Bugles rang; the fort drum rumbled a muster; the chapel bells pealed forth; and the whole population of the fort rushed to the water-side—shouting, gesticulating, laughing, crying—and welcomed with wild embraces the returning castaways. And while men looked for this one and that among the two-score coming ashore from the raft, and women wept for those they did not find, on the outskirts of the crowd stood silent observers—Chinese traders and pedlars from Manchuria, who yearly visited Kamchatka to gather pelts for the annual great fur fairs held in China. The Chinese merchants looked hard; then nodded knowingly to each other, and came furtively down amid the groups along the shore front and timidly fingered the matted pelts worn by the half-naked men.
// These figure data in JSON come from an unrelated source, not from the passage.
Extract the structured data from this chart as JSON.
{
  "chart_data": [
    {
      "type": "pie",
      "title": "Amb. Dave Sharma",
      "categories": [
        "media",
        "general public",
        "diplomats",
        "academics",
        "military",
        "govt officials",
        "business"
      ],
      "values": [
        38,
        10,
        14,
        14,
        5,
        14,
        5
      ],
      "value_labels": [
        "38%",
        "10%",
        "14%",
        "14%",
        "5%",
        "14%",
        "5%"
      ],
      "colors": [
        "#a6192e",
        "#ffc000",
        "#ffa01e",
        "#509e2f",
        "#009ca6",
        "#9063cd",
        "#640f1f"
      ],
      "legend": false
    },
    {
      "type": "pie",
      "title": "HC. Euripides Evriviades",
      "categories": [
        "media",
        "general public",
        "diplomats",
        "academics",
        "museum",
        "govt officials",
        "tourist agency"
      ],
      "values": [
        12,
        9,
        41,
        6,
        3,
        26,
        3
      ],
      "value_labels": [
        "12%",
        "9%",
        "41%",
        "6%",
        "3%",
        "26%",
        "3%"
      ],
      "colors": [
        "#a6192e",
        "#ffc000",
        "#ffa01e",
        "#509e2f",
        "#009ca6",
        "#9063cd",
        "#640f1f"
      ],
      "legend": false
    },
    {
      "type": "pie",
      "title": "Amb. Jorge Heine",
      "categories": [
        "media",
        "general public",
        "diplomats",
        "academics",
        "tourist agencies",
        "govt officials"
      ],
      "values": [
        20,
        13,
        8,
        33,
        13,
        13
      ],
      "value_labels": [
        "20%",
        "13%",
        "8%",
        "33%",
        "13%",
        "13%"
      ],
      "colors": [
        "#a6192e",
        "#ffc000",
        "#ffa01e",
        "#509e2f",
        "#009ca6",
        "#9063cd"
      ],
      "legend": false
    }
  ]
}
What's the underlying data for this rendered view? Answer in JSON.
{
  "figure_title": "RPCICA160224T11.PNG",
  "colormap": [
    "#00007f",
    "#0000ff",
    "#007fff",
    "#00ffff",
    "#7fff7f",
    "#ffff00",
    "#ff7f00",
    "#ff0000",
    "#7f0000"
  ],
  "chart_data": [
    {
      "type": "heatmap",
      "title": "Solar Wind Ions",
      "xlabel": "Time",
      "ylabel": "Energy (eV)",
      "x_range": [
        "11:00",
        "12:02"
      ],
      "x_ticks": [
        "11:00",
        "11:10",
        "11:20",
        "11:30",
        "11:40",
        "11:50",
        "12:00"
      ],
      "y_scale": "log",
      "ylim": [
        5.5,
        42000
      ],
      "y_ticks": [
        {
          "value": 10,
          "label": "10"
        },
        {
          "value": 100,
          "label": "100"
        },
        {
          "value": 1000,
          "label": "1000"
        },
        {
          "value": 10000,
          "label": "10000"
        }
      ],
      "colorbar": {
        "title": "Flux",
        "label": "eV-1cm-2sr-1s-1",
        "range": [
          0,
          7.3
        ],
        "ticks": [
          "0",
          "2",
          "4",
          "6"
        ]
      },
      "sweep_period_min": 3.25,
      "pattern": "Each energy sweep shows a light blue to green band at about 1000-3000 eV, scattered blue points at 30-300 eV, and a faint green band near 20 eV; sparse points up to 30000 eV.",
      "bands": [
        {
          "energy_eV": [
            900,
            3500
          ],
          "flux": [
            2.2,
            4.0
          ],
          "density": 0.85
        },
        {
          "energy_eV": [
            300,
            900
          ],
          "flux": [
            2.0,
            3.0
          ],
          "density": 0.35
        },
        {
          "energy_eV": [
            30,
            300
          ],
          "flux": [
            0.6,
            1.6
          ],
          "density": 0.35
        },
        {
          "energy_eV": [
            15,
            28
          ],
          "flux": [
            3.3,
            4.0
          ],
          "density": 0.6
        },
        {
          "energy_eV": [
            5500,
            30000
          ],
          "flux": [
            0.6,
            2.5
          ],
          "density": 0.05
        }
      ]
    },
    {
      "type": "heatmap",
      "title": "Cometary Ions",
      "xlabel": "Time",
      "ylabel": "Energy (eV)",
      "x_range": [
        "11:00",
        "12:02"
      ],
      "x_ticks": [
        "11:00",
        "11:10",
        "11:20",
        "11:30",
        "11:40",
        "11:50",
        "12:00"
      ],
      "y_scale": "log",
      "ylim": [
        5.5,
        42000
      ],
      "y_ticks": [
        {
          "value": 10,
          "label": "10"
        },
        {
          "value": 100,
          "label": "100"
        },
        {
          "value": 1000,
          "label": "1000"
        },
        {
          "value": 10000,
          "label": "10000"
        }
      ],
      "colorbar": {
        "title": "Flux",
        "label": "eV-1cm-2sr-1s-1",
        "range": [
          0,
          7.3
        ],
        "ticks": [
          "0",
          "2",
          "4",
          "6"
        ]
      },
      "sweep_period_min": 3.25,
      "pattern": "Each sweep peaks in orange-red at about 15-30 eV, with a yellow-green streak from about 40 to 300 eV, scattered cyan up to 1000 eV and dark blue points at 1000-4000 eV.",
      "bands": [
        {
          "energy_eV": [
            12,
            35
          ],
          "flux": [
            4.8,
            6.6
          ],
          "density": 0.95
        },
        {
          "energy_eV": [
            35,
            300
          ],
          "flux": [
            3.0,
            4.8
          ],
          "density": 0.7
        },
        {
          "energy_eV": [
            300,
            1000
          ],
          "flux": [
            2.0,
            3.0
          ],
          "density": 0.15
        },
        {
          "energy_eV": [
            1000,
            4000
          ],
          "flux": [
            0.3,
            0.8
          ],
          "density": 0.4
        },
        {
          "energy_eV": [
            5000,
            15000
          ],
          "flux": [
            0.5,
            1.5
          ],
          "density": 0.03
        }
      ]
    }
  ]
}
It was incredible. Each penniless castaway was wearing the fur of the sea-otter, or what the Russians called the sea-beaver, more valuable than seal, and, even at that day, rarer than silver fox. Never suspecting their value, the castaways had brought back a great number of the pelts of these animals; and when the Chinese merchants paid over the value of these furs in gold, the Russians awakened to a realization that while Bering had not found a Gamaland, he might have stumbled on as great a source of wealth as the furs of French Canada or the gold-lined temples of Peru.